I came across an article that made me rethink social media as merely a platform for sharing and searching information. Published by Cornell University, The Many Faces of Facebook: Experiencing Social Media as Performance, Exhibition, and Personal Archive argues that people experience Facebook through performing and reflecting on their life experiences and identity. It was found that users curating their personal collection of data on Facebook correspond to three different “regions” or goals: “performance region for managing recent data and impression management, an exhibition region for longer term presentation of self-image, and a personal region for archiving meaningful facets of life.”

Typically, Facebook is thought of as a kind of digital scrapbooking—a place for individuals to organize images from their personal and social moments all in one place.
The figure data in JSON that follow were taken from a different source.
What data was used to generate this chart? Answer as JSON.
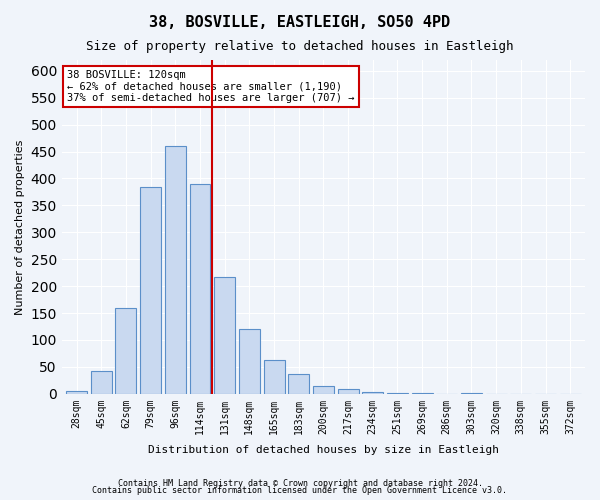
{
  "title1": "38, BOSVILLE, EASTLEIGH, SO50 4PD",
  "title2": "Size of property relative to detached houses in Eastleigh",
  "xlabel": "Distribution of detached houses by size in Eastleigh",
  "ylabel": "Number of detached properties",
  "categories": [
    "28sqm",
    "45sqm",
    "62sqm",
    "79sqm",
    "96sqm",
    "114sqm",
    "131sqm",
    "148sqm",
    "165sqm",
    "183sqm",
    "200sqm",
    "217sqm",
    "234sqm",
    "251sqm",
    "269sqm",
    "286sqm",
    "303sqm",
    "320sqm",
    "338sqm",
    "355sqm",
    "372sqm"
  ],
  "values": [
    5,
    42,
    160,
    385,
    460,
    390,
    217,
    120,
    63,
    37,
    15,
    8,
    4,
    2,
    1,
    0,
    1,
    0,
    0,
    0,
    0
  ],
  "bar_color": "#c9d9f0",
  "bar_edge_color": "#5b8fc9",
  "vline_x": 5.5,
  "vline_color": "#cc0000",
  "annotation_title": "38 BOSVILLE: 120sqm",
  "annotation_line1": "← 62% of detached houses are smaller (1,190)",
  "annotation_line2": "37% of semi-detached houses are larger (707) →",
  "annotation_box_color": "#ffffff",
  "annotation_box_edge": "#cc0000",
  "footnote1": "Contains HM Land Registry data © Crown copyright and database right 2024.",
  "footnote2": "Contains public sector information licensed under the Open Government Licence v3.0.",
  "ylim": [
    0,
    620
  ],
  "bg_color": "#f0f4fa",
  "grid_color": "#ffffff"
}
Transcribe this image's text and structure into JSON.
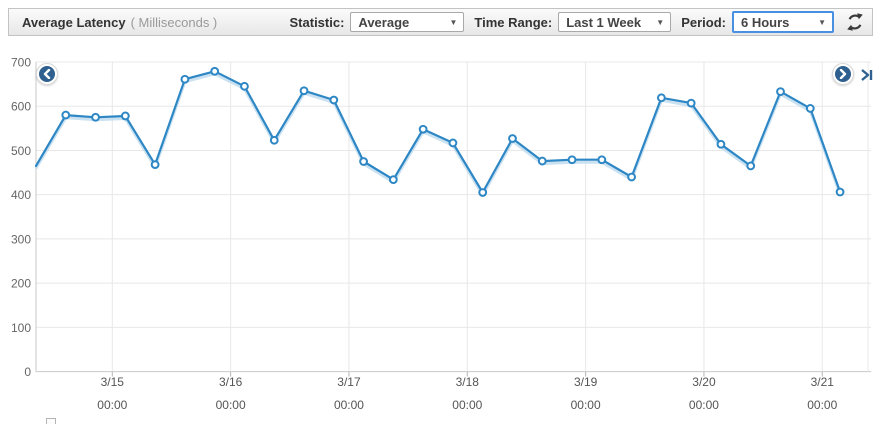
{
  "toolbar": {
    "title": "Average Latency",
    "units": "( Milliseconds )",
    "statistic": {
      "label": "Statistic:",
      "value": "Average"
    },
    "time_range": {
      "label": "Time Range:",
      "value": "Last 1 Week"
    },
    "period": {
      "label": "Period:",
      "value": "6 Hours"
    },
    "caret": "▼"
  },
  "chart_data": {
    "type": "line",
    "title": "Average Latency",
    "ylabel": "Milliseconds",
    "statistic": "Average",
    "time_range": "Last 1 Week",
    "period": "6 Hours",
    "ylim": [
      0,
      700
    ],
    "y_ticks": [
      700,
      600,
      500,
      400,
      300,
      200,
      100,
      0
    ],
    "x_day_labels": [
      "3/15",
      "3/16",
      "3/17",
      "3/18",
      "3/19",
      "3/20",
      "3/21"
    ],
    "x_time_label": "00:00",
    "grid": true,
    "legend_position": "bottom-left",
    "series": [
      {
        "name": "Average Latency (Milliseconds)",
        "color": "#2e87c5",
        "values": [
          465,
          580,
          575,
          578,
          468,
          661,
          679,
          645,
          523,
          635,
          614,
          475,
          434,
          548,
          517,
          405,
          527,
          476,
          479,
          479,
          440,
          619,
          607,
          514,
          465,
          633,
          595,
          406
        ]
      }
    ]
  },
  "colors": {
    "line": "#2e87c5",
    "line_shadow": "#bcd9ee",
    "grid": "#e8e8e8",
    "axis": "#c9c9c9",
    "tick_text": "#666666",
    "nav_circle": "#2f608f",
    "focus_border": "#4a90e2",
    "icon": "#3a3a3a"
  }
}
However, since Facebook launched “Timeline,” the Facebook profile has evolved to allow individuals to select, edit, and archive aspects of their life and identity into a linear timeline. Facebook Timeline allows users to document milestones and life events such as a new birth, relationship, and employment. In doing so, Facebook provides its users with the ability to create personal archives of their lives which can be browsed by other users. For my own digital history project, Twitter was used as a source of data for understanding public opinion. Facebook Timeline, however, allows Digital Humanists to go further, and use personal collections of data to understand the lives of the general public.
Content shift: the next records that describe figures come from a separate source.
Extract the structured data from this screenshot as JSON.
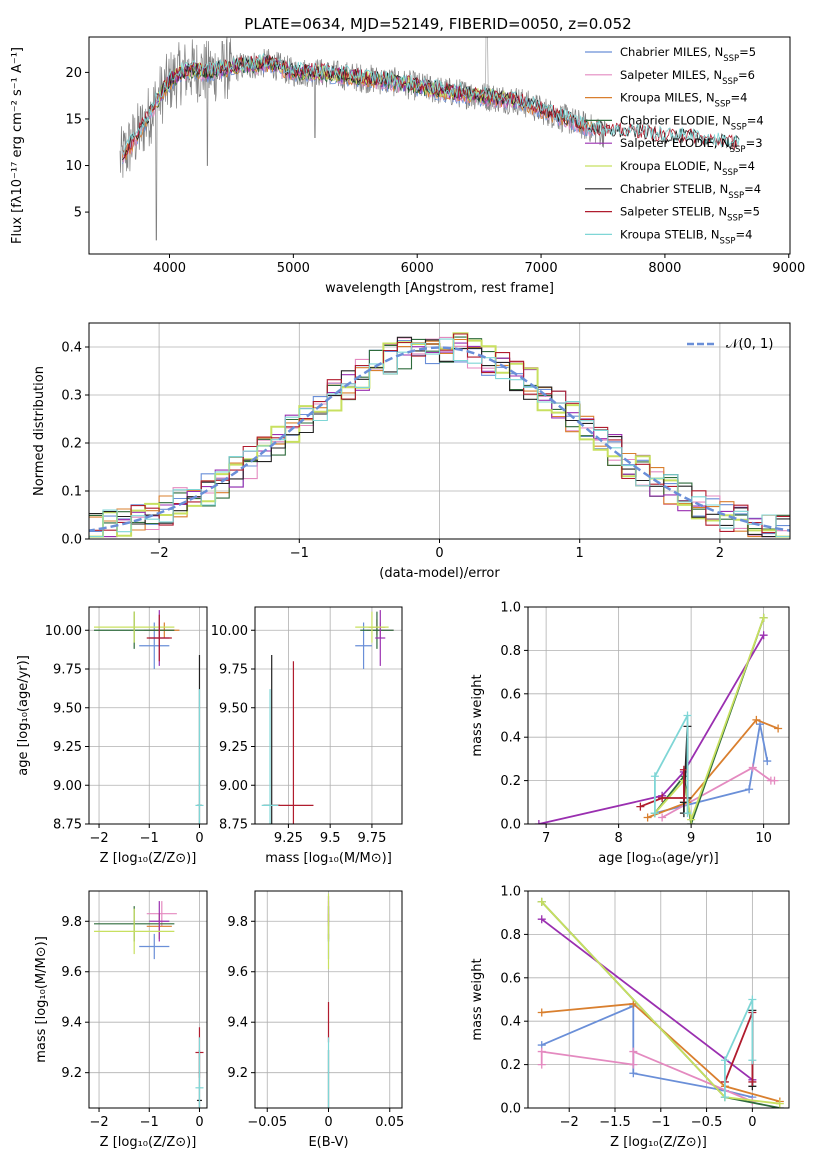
{
  "title": "PLATE=0634, MJD=52149, FIBERID=0050, z=0.052",
  "colors": {
    "data_gray": "#808080",
    "chab_miles": "#6a8fd8",
    "salp_miles": "#e48ac0",
    "krou_miles": "#d97f2e",
    "chab_elodie": "#2e6b3c",
    "salp_elodie": "#9a2fb0",
    "krou_elodie": "#c8e060",
    "chab_stelib": "#222222",
    "salp_stelib": "#b01c2e",
    "krou_stelib": "#7fd6d6",
    "gauss": "#6a8fd8"
  },
  "legend_spectrum": [
    {
      "key": "chab_miles",
      "text": "Chabrier MILES, N",
      "sub": "SSP",
      "val": "=5"
    },
    {
      "key": "salp_miles",
      "text": "Salpeter MILES, N",
      "sub": "SSP",
      "val": "=6"
    },
    {
      "key": "krou_miles",
      "text": "Kroupa MILES, N",
      "sub": "SSP",
      "val": "=4"
    },
    {
      "key": "chab_elodie",
      "text": "Chabrier ELODIE, N",
      "sub": "SSP",
      "val": "=4"
    },
    {
      "key": "salp_elodie",
      "text": "Salpeter ELODIE, N",
      "sub": "SSP",
      "val": "=3"
    },
    {
      "key": "krou_elodie",
      "text": "Kroupa ELODIE, N",
      "sub": "SSP",
      "val": "=4"
    },
    {
      "key": "chab_stelib",
      "text": "Chabrier STELIB, N",
      "sub": "SSP",
      "val": "=4"
    },
    {
      "key": "salp_stelib",
      "text": "Salpeter STELIB, N",
      "sub": "SSP",
      "val": "=5"
    },
    {
      "key": "krou_stelib",
      "text": "Kroupa STELIB, N",
      "sub": "SSP",
      "val": "=4"
    }
  ],
  "chart_data": [
    {
      "id": "spectrum",
      "type": "line",
      "xlabel": "wavelength [Angstrom, rest frame]",
      "ylabel": "Flux [fλ10⁻¹⁷ erg cm⁻² s⁻¹ A⁻¹]",
      "xlim": [
        3350,
        9010
      ],
      "ylim": [
        0.5,
        23.8
      ],
      "xticks": [
        4000,
        5000,
        6000,
        7000,
        8000,
        9000
      ],
      "yticks": [
        5,
        10,
        15,
        20
      ],
      "continuum": {
        "x": [
          3600,
          3700,
          3800,
          3900,
          4000,
          4100,
          4200,
          4300,
          4500,
          4800,
          5000,
          5200,
          5500,
          5800,
          6000,
          6200,
          6500,
          6800,
          7000,
          7300,
          7500
        ],
        "y": [
          10.5,
          12.5,
          14.5,
          17.0,
          19.0,
          20.0,
          20.3,
          20.0,
          20.5,
          21.0,
          20.0,
          20.0,
          19.5,
          19.0,
          18.5,
          18.0,
          17.5,
          17.0,
          16.0,
          14.5,
          13.5
        ]
      },
      "model_tail": {
        "x": [
          7400,
          7600,
          7800,
          8000,
          8200,
          8400,
          8600
        ],
        "y": [
          14.0,
          13.5,
          13.5,
          13.0,
          13.0,
          12.5,
          12.2
        ]
      }
    },
    {
      "id": "residuals",
      "type": "bar",
      "xlabel": "(data-model)/error",
      "ylabel": "Normed distribution",
      "xlim": [
        -2.5,
        2.5
      ],
      "ylim": [
        0,
        0.45
      ],
      "xticks": [
        -2,
        -1,
        0,
        1,
        2
      ],
      "yticks": [
        0.0,
        0.1,
        0.2,
        0.3,
        0.4
      ],
      "bin_width": 0.1,
      "gauss_label": "𝒩(0, 1)"
    },
    {
      "id": "age_vs_Z",
      "type": "scatter",
      "xlabel": "Z [log₁₀(Z/Z⊙)]",
      "ylabel": "age  [log₁₀(age/yr)]",
      "xlim": [
        -2.2,
        0.15
      ],
      "ylim": [
        8.75,
        10.15
      ],
      "xticks": [
        -2,
        -1,
        0
      ],
      "yticks": [
        8.75,
        9.0,
        9.25,
        9.5,
        9.75,
        10.0
      ],
      "points": [
        {
          "s": "chab_miles",
          "x": -0.9,
          "y": 9.9,
          "xe": 0.3,
          "ye": 0.15
        },
        {
          "s": "salp_miles",
          "x": -0.8,
          "y": 10.0,
          "xe": 0.3,
          "ye": 0.05
        },
        {
          "s": "krou_miles",
          "x": -0.7,
          "y": 10.0,
          "xe": 0.3,
          "ye": 0.05
        },
        {
          "s": "chab_elodie",
          "x": -1.3,
          "y": 10.0,
          "xe": 0.8,
          "ye": 0.12
        },
        {
          "s": "salp_elodie",
          "x": -0.8,
          "y": 9.95,
          "xe": 0.2,
          "ye": 0.18
        },
        {
          "s": "krou_elodie",
          "x": -1.3,
          "y": 10.02,
          "xe": 0.8,
          "ye": 0.1
        },
        {
          "s": "chab_stelib",
          "x": 0.0,
          "y": 8.87,
          "xe": 0.05,
          "ye": 0.97
        },
        {
          "s": "salp_stelib",
          "x": -0.8,
          "y": 9.95,
          "xe": 0.25,
          "ye": 0.15
        },
        {
          "s": "krou_stelib",
          "x": 0.0,
          "y": 8.87,
          "xe": 0.08,
          "ye": 0.75
        }
      ]
    },
    {
      "id": "age_vs_mass",
      "type": "scatter",
      "xlabel": "mass [log₁₀(M/M⊙)]",
      "xlim": [
        9.05,
        9.93
      ],
      "ylim": [
        8.75,
        10.15
      ],
      "xticks": [
        9.25,
        9.5,
        9.75
      ],
      "yticks": [
        8.75,
        9.0,
        9.25,
        9.5,
        9.75,
        10.0
      ],
      "points": [
        {
          "s": "chab_miles",
          "x": 9.7,
          "y": 9.9,
          "xe": 0.05,
          "ye": 0.15
        },
        {
          "s": "salp_miles",
          "x": 9.8,
          "y": 10.0,
          "xe": 0.08,
          "ye": 0.05
        },
        {
          "s": "krou_miles",
          "x": 9.78,
          "y": 10.02,
          "xe": 0.05,
          "ye": 0.05
        },
        {
          "s": "chab_elodie",
          "x": 9.78,
          "y": 10.0,
          "xe": 0.1,
          "ye": 0.12
        },
        {
          "s": "salp_elodie",
          "x": 9.8,
          "y": 9.95,
          "xe": 0.03,
          "ye": 0.18
        },
        {
          "s": "krou_elodie",
          "x": 9.75,
          "y": 10.02,
          "xe": 0.1,
          "ye": 0.1
        },
        {
          "s": "chab_stelib",
          "x": 9.15,
          "y": 8.87,
          "xe": 0.05,
          "ye": 0.97
        },
        {
          "s": "salp_stelib",
          "x": 9.28,
          "y": 8.87,
          "xe": 0.12,
          "ye": 0.93
        },
        {
          "s": "krou_stelib",
          "x": 9.14,
          "y": 8.87,
          "xe": 0.05,
          "ye": 0.75
        }
      ]
    },
    {
      "id": "mass_vs_Z",
      "type": "scatter",
      "xlabel": "Z [log₁₀(Z/Z⊙)]",
      "ylabel": "mass [log₁₀(M/M⊙)]",
      "xlim": [
        -2.2,
        0.15
      ],
      "ylim": [
        9.06,
        9.92
      ],
      "xticks": [
        -2,
        -1,
        0
      ],
      "yticks": [
        9.2,
        9.4,
        9.6,
        9.8
      ],
      "points": [
        {
          "s": "chab_miles",
          "x": -0.9,
          "y": 9.7,
          "xe": 0.3,
          "ye": 0.05
        },
        {
          "s": "salp_miles",
          "x": -0.75,
          "y": 9.83,
          "xe": 0.3,
          "ye": 0.05
        },
        {
          "s": "krou_miles",
          "x": -0.8,
          "y": 9.78,
          "xe": 0.25,
          "ye": 0.05
        },
        {
          "s": "chab_elodie",
          "x": -1.3,
          "y": 9.79,
          "xe": 0.8,
          "ye": 0.07
        },
        {
          "s": "salp_elodie",
          "x": -0.8,
          "y": 9.8,
          "xe": 0.2,
          "ye": 0.08
        },
        {
          "s": "krou_elodie",
          "x": -1.3,
          "y": 9.76,
          "xe": 0.8,
          "ye": 0.09
        },
        {
          "s": "chab_stelib",
          "x": 0.0,
          "y": 9.09,
          "xe": 0.05,
          "ye": 0.2
        },
        {
          "s": "salp_stelib",
          "x": 0.0,
          "y": 9.28,
          "xe": 0.08,
          "ye": 0.1
        },
        {
          "s": "krou_stelib",
          "x": 0.0,
          "y": 9.14,
          "xe": 0.08,
          "ye": 0.2
        }
      ]
    },
    {
      "id": "mass_vs_EBV",
      "type": "scatter",
      "xlabel": "E(B-V)",
      "xlim": [
        -0.06,
        0.06
      ],
      "ylim": [
        9.06,
        9.92
      ],
      "xticks": [
        -0.05,
        0.0,
        0.05
      ],
      "yticks": [
        9.2,
        9.4,
        9.6,
        9.8
      ],
      "points": [
        {
          "s": "chab_miles",
          "x": 0.0,
          "y": 9.7,
          "xe": 0,
          "ye": 0.05
        },
        {
          "s": "salp_miles",
          "x": 0.0,
          "y": 9.83,
          "xe": 0,
          "ye": 0.05
        },
        {
          "s": "krou_miles",
          "x": 0.0,
          "y": 9.78,
          "xe": 0,
          "ye": 0.05
        },
        {
          "s": "chab_elodie",
          "x": 0.0,
          "y": 9.79,
          "xe": 0,
          "ye": 0.07
        },
        {
          "s": "salp_elodie",
          "x": 0.0,
          "y": 9.85,
          "xe": 0,
          "ye": 0.05
        },
        {
          "s": "krou_elodie",
          "x": 0.0,
          "y": 9.76,
          "xe": 0,
          "ye": 0.15
        },
        {
          "s": "chab_stelib",
          "x": 0.0,
          "y": 9.09,
          "xe": 0,
          "ye": 0.2
        },
        {
          "s": "salp_stelib",
          "x": 0.0,
          "y": 9.4,
          "xe": 0,
          "ye": 0.08
        },
        {
          "s": "krou_stelib",
          "x": 0.0,
          "y": 9.14,
          "xe": 0,
          "ye": 0.2
        }
      ]
    },
    {
      "id": "weight_vs_age",
      "type": "line",
      "xlabel": "age  [log₁₀(age/yr)]",
      "ylabel": "mass weight",
      "xlim": [
        6.75,
        10.35
      ],
      "ylim": [
        0,
        1.0
      ],
      "xticks": [
        7,
        8,
        9,
        10
      ],
      "yticks": [
        0.0,
        0.2,
        0.4,
        0.6,
        0.8,
        1.0
      ],
      "series": [
        {
          "s": "chab_miles",
          "x": [
            8.5,
            9.8,
            9.95,
            10.05
          ],
          "y": [
            0.05,
            0.16,
            0.46,
            0.29
          ]
        },
        {
          "s": "salp_miles",
          "x": [
            8.6,
            9.85,
            10.1,
            10.15
          ],
          "y": [
            0.03,
            0.26,
            0.2,
            0.2
          ]
        },
        {
          "s": "krou_miles",
          "x": [
            8.4,
            8.95,
            9.9,
            10.2
          ],
          "y": [
            0.03,
            0.1,
            0.48,
            0.44
          ]
        },
        {
          "s": "chab_elodie",
          "x": [
            8.5,
            8.9,
            9.0,
            10.0
          ],
          "y": [
            0.05,
            0.22,
            0.0,
            0.95
          ]
        },
        {
          "s": "salp_elodie",
          "x": [
            6.9,
            8.6,
            8.9,
            10.0
          ],
          "y": [
            0.0,
            0.13,
            0.24,
            0.87
          ]
        },
        {
          "s": "krou_elodie",
          "x": [
            8.5,
            8.9,
            9.0,
            10.0
          ],
          "y": [
            0.05,
            0.2,
            0.02,
            0.95
          ]
        },
        {
          "s": "chab_stelib",
          "x": [
            8.9,
            8.9,
            8.95,
            8.95
          ],
          "y": [
            0.05,
            0.1,
            0.45,
            0.12
          ]
        },
        {
          "s": "salp_stelib",
          "x": [
            8.3,
            8.6,
            8.9,
            8.9
          ],
          "y": [
            0.08,
            0.12,
            0.12,
            0.25
          ]
        },
        {
          "s": "krou_stelib",
          "x": [
            8.5,
            8.5,
            8.95,
            8.95
          ],
          "y": [
            0.05,
            0.22,
            0.5,
            0.05
          ]
        }
      ]
    },
    {
      "id": "weight_vs_Z",
      "type": "line",
      "xlabel": "Z [log₁₀(Z/Z⊙)]",
      "ylabel": "mass weight",
      "xlim": [
        -2.45,
        0.4
      ],
      "ylim": [
        0,
        1.0
      ],
      "xticks": [
        -2.0,
        -1.5,
        -1.0,
        -0.5,
        0.0
      ],
      "yticks": [
        0.0,
        0.2,
        0.4,
        0.6,
        0.8,
        1.0
      ],
      "series": [
        {
          "s": "chab_miles",
          "x": [
            -2.3,
            -1.3,
            -1.3,
            -0.3,
            0.0
          ],
          "y": [
            0.29,
            0.47,
            0.16,
            0.08,
            0.05
          ]
        },
        {
          "s": "salp_miles",
          "x": [
            -2.3,
            -2.3,
            -1.3,
            -1.3,
            0.0
          ],
          "y": [
            0.2,
            0.26,
            0.2,
            0.26,
            0.03
          ]
        },
        {
          "s": "krou_miles",
          "x": [
            -2.3,
            -1.3,
            -0.3,
            0.3
          ],
          "y": [
            0.44,
            0.48,
            0.1,
            0.03
          ]
        },
        {
          "s": "chab_elodie",
          "x": [
            -2.3,
            -0.3,
            0.3
          ],
          "y": [
            0.95,
            0.05,
            0.0
          ]
        },
        {
          "s": "salp_elodie",
          "x": [
            -2.3,
            0.0
          ],
          "y": [
            0.87,
            0.13
          ]
        },
        {
          "s": "krou_elodie",
          "x": [
            -2.3,
            -0.3,
            0.3
          ],
          "y": [
            0.95,
            0.05,
            0.02
          ]
        },
        {
          "s": "chab_stelib",
          "x": [
            0.0,
            0.0
          ],
          "y": [
            0.45,
            0.1
          ]
        },
        {
          "s": "salp_stelib",
          "x": [
            -0.3,
            0.0,
            0.0
          ],
          "y": [
            0.12,
            0.44,
            0.12
          ]
        },
        {
          "s": "krou_stelib",
          "x": [
            -0.3,
            -0.3,
            0.0,
            0.0
          ],
          "y": [
            0.05,
            0.22,
            0.5,
            0.22
          ]
        }
      ]
    }
  ]
}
Interestingly, one drawback to this method is the potential disconnect between lived experience and the curated realities presented on Facebook. This method relies on the credibility of users who may post inaccurate and dishonest information about themselves for self-image preservation. Approaching this method also raises several questions. How will people react to increasing lack of control over their personal data and how it is used? Is it safe, or even ethical that personal archives are being created for a whole generation without their consent? And can archived personal data affect the experiences of parents or their children? Issues aside, as people continue to curate and archive their lives online, I think it will be interesting to see how this data can be collected and manipulated for digital history.